I have a dataset in Excel with 4 columns and 8 rows, the first column being types and there are duplicate entries. Columns 2 to 4 are people and the cells are counts of events (sample set). I am not interested in adding up counts for each type per person, what I am after is how many types are found for each person. I can use the =SUMIF(range, criteria, {sum_range]) formula for the person A and in a second step remove the 'zero' counts and get the number of types, going one person at a time. My dataset has thousands of types and hundreds of names so that's not an option.
In essence, it would be about removing duplicates from the column type and indicating in the other columns with a yes/no or true/false if that person has that type.
Is there a formula which does all persons at once?
type | person A | person B | person C |
---|---|---|---|
a | 0 | 45 | 23462 |
b | 456 | 3452 | 0 |
c | 0 | 4 | 4536 |
d | 56 | 0 | 1 |
d | 9 | 1235 | 8 |
b | 0 | 0 | 0 |
c | 78 | 0 | 0 |
I have an R
answer for you. (In the future, please provide your data in an easy-to-copy format!)
df <- data.frame(type = c("a", "b", "c", "d", "d", "b", "c"),
person_a = c(0, 456, 0, 56, 9, 0, 78),
person_b = c(45, 3452, 4, 0, 1235, 0, 0),
person_c = c(23462, 0, 4536, 1, 8, 0, 0))
df |>
tidyr::pivot_longer(cols = -c(type), names_to = "person", values_to = "count") |>
dplyr::group_by(person) |>
dplyr::filter(count != 0) |>
dplyr::summarize(num_types = length(unique(type))) |>
dplyr::ungroup()
This results in a nice little table:
person | num_types |
---|---|
person_a | 3 |
person_b | 4 |
person_c | 3 |
This answer will scale for any arbitrary number of types and people.
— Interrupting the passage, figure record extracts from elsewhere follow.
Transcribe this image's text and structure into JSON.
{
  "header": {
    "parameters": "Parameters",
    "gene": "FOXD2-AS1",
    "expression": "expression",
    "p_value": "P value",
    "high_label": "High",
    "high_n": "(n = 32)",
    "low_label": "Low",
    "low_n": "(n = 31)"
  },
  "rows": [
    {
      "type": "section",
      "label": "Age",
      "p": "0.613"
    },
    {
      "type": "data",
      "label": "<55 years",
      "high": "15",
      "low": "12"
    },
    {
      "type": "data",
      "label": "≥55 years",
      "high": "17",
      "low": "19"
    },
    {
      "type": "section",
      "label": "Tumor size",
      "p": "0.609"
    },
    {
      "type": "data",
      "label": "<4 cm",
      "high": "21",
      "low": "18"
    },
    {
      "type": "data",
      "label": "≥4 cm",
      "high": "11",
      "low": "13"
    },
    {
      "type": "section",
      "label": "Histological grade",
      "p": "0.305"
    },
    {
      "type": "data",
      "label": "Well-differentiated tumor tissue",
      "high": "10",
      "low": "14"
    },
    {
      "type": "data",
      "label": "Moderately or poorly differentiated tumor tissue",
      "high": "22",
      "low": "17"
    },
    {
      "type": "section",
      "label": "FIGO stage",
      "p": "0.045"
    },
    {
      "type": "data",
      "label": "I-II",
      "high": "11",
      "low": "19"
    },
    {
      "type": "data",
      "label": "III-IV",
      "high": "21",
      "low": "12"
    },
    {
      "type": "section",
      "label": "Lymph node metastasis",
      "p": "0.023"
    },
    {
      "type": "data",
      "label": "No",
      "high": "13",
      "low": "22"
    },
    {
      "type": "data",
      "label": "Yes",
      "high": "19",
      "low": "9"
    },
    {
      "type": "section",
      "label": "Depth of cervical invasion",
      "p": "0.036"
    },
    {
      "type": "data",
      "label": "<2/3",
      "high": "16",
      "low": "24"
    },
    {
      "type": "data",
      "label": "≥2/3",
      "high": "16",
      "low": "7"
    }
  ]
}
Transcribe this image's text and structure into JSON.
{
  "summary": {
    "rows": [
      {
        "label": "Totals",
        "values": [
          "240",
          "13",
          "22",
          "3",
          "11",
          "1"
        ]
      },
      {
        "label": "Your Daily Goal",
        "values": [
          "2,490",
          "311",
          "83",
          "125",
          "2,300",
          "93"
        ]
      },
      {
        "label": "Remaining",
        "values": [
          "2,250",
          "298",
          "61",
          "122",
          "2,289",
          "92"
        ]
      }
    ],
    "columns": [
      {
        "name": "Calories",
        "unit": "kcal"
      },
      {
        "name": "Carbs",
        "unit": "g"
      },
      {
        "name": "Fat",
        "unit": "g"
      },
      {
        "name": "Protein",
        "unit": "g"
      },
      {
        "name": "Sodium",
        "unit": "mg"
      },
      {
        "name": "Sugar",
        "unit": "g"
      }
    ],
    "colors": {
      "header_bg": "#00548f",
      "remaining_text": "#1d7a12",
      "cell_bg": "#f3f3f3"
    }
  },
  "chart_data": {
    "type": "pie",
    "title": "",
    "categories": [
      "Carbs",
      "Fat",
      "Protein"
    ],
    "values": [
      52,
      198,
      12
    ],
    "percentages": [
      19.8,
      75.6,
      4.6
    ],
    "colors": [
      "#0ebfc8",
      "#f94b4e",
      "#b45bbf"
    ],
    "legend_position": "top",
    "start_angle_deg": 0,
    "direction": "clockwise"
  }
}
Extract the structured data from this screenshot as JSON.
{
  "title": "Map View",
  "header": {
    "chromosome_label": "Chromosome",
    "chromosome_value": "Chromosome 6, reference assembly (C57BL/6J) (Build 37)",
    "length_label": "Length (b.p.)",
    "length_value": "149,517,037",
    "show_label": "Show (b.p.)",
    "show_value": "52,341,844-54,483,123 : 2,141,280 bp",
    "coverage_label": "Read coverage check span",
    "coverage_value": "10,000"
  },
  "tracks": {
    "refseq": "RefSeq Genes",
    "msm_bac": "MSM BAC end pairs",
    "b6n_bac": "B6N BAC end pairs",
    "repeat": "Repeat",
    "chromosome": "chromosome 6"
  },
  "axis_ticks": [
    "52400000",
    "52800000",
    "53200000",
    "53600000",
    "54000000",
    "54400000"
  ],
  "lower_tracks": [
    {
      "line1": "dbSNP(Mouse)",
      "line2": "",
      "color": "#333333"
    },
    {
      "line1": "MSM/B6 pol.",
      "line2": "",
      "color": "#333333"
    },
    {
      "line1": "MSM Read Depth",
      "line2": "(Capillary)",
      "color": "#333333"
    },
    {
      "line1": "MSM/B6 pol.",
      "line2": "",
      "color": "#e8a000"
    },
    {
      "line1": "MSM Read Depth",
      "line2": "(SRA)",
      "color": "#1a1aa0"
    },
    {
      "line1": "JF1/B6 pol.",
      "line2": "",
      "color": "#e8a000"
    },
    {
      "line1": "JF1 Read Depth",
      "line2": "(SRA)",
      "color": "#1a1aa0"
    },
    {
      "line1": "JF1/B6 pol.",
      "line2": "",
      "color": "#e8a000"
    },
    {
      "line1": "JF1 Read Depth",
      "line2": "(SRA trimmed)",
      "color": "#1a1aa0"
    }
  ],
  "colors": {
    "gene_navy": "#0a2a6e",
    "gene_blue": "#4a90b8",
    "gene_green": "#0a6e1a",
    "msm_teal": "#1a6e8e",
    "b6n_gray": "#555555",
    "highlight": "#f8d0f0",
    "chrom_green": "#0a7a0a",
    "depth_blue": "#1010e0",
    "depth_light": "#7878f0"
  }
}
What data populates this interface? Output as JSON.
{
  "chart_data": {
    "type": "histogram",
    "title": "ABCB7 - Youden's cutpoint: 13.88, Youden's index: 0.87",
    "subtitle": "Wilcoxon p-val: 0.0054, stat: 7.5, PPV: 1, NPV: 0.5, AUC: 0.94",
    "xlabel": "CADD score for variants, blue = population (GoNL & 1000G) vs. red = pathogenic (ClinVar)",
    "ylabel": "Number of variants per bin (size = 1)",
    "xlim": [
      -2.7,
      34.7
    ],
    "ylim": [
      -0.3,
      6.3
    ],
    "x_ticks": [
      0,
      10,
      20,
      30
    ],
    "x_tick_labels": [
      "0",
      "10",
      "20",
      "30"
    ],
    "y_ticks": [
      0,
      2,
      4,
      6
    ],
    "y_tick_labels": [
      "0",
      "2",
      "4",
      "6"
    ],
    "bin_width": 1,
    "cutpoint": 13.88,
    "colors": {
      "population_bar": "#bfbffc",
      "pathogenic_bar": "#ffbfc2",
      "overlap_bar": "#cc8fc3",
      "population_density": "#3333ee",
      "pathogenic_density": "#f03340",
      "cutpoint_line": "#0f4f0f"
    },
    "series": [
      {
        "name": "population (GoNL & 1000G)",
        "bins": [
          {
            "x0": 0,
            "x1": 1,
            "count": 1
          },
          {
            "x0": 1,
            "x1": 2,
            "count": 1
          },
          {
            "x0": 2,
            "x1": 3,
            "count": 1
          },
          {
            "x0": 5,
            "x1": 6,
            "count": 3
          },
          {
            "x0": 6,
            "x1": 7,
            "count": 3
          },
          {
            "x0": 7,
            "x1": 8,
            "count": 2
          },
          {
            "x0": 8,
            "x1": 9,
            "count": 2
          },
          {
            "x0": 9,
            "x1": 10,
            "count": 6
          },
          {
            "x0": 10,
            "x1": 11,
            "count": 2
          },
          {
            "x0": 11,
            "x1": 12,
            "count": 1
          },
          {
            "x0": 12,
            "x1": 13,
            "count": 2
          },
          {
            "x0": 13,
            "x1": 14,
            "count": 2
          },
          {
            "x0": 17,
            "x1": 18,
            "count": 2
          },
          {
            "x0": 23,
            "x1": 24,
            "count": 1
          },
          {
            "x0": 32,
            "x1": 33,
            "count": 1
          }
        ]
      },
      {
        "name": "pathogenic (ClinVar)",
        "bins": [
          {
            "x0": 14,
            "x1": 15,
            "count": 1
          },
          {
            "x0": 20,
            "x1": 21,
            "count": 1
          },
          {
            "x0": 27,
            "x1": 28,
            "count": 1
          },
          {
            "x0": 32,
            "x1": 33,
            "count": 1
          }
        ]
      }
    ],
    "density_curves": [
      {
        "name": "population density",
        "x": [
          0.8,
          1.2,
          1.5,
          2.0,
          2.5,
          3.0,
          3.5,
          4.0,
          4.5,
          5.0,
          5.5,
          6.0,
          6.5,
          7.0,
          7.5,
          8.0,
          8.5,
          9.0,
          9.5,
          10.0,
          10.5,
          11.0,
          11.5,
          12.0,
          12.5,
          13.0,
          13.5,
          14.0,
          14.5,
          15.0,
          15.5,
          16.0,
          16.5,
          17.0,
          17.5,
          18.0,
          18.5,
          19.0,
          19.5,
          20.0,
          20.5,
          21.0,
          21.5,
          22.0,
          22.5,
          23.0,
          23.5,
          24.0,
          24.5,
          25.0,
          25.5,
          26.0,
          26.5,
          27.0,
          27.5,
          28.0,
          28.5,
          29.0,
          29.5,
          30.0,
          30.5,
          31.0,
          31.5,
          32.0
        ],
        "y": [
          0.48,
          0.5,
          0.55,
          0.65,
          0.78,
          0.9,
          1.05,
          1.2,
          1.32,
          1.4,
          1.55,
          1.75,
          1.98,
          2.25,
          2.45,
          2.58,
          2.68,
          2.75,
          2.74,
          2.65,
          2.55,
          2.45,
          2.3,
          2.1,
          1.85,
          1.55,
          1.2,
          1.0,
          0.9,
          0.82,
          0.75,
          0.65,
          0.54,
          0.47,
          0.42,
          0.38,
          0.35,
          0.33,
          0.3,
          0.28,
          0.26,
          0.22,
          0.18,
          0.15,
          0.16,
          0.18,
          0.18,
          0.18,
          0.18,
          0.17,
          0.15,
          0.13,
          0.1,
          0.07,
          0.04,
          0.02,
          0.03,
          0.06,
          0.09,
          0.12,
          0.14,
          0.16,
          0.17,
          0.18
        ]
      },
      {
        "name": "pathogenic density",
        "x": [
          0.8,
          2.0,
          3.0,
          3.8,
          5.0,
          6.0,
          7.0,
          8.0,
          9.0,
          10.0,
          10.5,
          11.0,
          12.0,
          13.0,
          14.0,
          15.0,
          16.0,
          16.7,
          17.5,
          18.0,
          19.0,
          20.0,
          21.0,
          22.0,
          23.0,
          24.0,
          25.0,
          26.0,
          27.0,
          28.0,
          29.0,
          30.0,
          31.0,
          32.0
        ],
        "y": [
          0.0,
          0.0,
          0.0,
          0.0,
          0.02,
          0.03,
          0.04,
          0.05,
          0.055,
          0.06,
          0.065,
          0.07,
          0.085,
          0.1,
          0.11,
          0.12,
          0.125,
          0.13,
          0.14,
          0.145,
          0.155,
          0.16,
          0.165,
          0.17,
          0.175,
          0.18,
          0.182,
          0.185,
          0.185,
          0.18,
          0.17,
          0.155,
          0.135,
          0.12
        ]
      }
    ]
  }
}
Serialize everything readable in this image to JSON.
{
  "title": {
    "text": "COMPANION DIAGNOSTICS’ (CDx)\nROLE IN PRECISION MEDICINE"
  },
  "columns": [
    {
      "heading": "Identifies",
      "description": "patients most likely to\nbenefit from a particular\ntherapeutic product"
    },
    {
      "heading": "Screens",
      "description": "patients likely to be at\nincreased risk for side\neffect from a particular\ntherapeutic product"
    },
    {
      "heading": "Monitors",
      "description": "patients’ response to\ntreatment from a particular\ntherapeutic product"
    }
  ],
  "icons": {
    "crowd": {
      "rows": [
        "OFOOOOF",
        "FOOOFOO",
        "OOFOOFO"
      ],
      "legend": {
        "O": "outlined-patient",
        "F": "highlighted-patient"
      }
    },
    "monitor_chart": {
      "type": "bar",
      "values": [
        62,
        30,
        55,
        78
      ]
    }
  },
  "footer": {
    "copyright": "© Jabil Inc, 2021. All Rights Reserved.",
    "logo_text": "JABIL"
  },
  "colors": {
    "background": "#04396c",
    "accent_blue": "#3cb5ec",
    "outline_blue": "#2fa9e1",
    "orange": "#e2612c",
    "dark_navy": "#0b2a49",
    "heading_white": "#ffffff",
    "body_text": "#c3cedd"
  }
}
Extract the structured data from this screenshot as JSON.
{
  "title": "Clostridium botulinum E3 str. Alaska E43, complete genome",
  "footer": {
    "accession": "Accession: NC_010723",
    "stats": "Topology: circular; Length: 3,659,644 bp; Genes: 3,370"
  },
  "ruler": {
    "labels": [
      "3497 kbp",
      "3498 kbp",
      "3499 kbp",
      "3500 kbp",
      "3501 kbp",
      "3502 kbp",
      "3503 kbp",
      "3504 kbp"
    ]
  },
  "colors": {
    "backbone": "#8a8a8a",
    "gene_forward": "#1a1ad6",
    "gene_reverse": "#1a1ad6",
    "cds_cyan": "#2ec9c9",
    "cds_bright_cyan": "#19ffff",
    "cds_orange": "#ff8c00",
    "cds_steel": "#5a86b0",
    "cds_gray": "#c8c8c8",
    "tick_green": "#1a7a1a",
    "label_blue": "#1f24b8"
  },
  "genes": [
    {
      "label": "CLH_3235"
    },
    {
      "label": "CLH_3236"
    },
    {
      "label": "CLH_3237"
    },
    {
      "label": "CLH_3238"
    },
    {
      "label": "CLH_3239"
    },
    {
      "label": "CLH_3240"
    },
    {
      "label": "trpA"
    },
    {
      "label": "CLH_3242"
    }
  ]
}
If your data frame contains other non-person columns that you don't want to aggregate, you could even modify the pivoting as follows: tidyr::pivot_longer(cols = tidyselect::starts_with("person"), names_to = "person", values_to = "count")
. If you want to remove the "person" prefix, add the following parameter to the pivot_longer
call: names_prefix = "person_"
.
EDIT
Is this what you wanted?
df |>
dplyr::group_by(type) |>
dplyr::summarize(dplyr::across(dplyr::starts_with("person"),
function(person) as.numeric(max(person) > 0)))
The table would look like this:
type | person_a | person_b | person_c |
---|---|---|---|
a | 0 | 1 | 1 |
b | 1 | 1 | 0 |
c | 1 | 1 | 1 |
d | 1 | 1 | 1 |
Basically, we summarize the columns of df
that start with "person" to be 1 if at least one of the rows for that type has a positive count and 0 otherwise.